In our study, short-term use of NSAIDs was sufficient to control non-complicated anterior scleritis. However, anterior and posterior scleritis in one patient required methylprednisolone boluses. Moreover, in this particular case of recalcitrant scleritis, infusion therapy with rituximab, an anti-CD20 chimeric monoclonal antibody, was started with long-lasting remission after two separated doses. Prior experience with rituximab in immune-mediated scleritis has reported favorable outcomes with a fair safety profile. Besides, as reported by Hernandez-Rodriguez et al., rituximab should be considered in IgAV as an encouraging alternative by inducing disease remission in patients resistant or refractory to glucocorticoids or other immunosuppressive drugs and in those patients in whom these agents are contraindicated.
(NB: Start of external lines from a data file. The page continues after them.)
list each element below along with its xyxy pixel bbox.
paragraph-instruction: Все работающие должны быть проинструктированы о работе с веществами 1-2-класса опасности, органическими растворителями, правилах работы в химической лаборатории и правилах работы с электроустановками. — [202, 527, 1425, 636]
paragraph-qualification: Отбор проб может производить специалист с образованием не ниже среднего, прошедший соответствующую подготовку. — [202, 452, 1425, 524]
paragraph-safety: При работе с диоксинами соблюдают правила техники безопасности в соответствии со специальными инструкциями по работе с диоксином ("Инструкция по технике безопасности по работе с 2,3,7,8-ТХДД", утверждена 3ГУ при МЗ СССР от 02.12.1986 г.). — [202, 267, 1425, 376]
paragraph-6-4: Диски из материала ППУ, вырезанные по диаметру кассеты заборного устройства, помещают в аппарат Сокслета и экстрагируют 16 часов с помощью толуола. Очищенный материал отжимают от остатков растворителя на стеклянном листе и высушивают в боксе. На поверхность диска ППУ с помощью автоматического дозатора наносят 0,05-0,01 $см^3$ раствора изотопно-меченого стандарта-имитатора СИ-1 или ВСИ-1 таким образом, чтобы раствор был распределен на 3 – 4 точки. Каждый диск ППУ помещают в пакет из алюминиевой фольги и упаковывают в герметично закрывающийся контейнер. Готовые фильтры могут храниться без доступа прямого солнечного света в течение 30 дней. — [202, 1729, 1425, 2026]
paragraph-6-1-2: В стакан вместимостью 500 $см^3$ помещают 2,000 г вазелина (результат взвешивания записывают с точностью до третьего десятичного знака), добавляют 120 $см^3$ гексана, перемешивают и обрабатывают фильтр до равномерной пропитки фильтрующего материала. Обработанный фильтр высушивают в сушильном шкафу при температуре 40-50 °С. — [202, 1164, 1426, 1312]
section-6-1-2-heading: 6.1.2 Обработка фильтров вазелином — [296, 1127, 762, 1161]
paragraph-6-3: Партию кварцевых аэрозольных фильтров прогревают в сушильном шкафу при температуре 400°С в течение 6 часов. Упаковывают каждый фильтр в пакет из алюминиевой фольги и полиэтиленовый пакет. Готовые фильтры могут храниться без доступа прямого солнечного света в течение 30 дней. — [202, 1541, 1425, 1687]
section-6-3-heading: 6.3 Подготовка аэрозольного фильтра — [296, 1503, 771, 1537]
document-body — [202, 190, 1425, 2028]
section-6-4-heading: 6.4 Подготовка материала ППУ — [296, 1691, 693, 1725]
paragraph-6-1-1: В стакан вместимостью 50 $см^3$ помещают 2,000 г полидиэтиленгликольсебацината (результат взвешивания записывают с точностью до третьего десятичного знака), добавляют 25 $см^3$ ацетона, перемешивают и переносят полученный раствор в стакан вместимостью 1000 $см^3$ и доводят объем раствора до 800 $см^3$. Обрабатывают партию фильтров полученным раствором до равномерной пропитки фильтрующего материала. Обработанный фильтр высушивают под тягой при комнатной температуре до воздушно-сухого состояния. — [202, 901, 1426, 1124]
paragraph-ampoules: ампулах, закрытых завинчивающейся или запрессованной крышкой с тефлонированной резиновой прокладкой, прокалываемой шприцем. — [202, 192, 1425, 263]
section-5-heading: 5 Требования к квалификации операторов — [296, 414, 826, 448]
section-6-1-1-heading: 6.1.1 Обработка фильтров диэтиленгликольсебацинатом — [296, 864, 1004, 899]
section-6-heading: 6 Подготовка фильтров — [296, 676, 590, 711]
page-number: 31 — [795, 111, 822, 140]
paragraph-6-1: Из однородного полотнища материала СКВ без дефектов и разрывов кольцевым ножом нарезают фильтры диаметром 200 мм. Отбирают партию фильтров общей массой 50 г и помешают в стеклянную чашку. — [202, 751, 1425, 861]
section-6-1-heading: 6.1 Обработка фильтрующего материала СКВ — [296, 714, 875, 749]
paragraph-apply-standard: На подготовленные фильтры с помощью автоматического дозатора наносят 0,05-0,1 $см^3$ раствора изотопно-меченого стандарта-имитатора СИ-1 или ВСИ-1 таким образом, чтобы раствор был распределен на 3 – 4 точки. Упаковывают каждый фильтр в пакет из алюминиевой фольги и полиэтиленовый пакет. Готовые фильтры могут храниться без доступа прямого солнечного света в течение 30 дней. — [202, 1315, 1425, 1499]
Prognosis of renal involvement in IgAV shows that 20–40% will develop end-stage renal failure in 20 years; the sooner the initial diagnosis, the better the long term prognosis, especially in young patients and those with a history of smoking. In this regard, urinalysis is a key tool in the initial assessment of suspected IgAV before other invasive procedures are performed. Regardless the stage of chronic kidney disease, renal function monitoring by a specialist should be carried out.

Conclusion

Although uncommon, IgAV should be included in the differential diagnosis of anterior scleritis alone or associated with peripheral ulcerative keratitis or posterior scleritis, even in systemically asymptomatic patients. Scleritis may be the first manifestation whose study may lead to the diagnosis of IgAV. Multidisciplinary approach is necessary to prevent irreversible organ damage.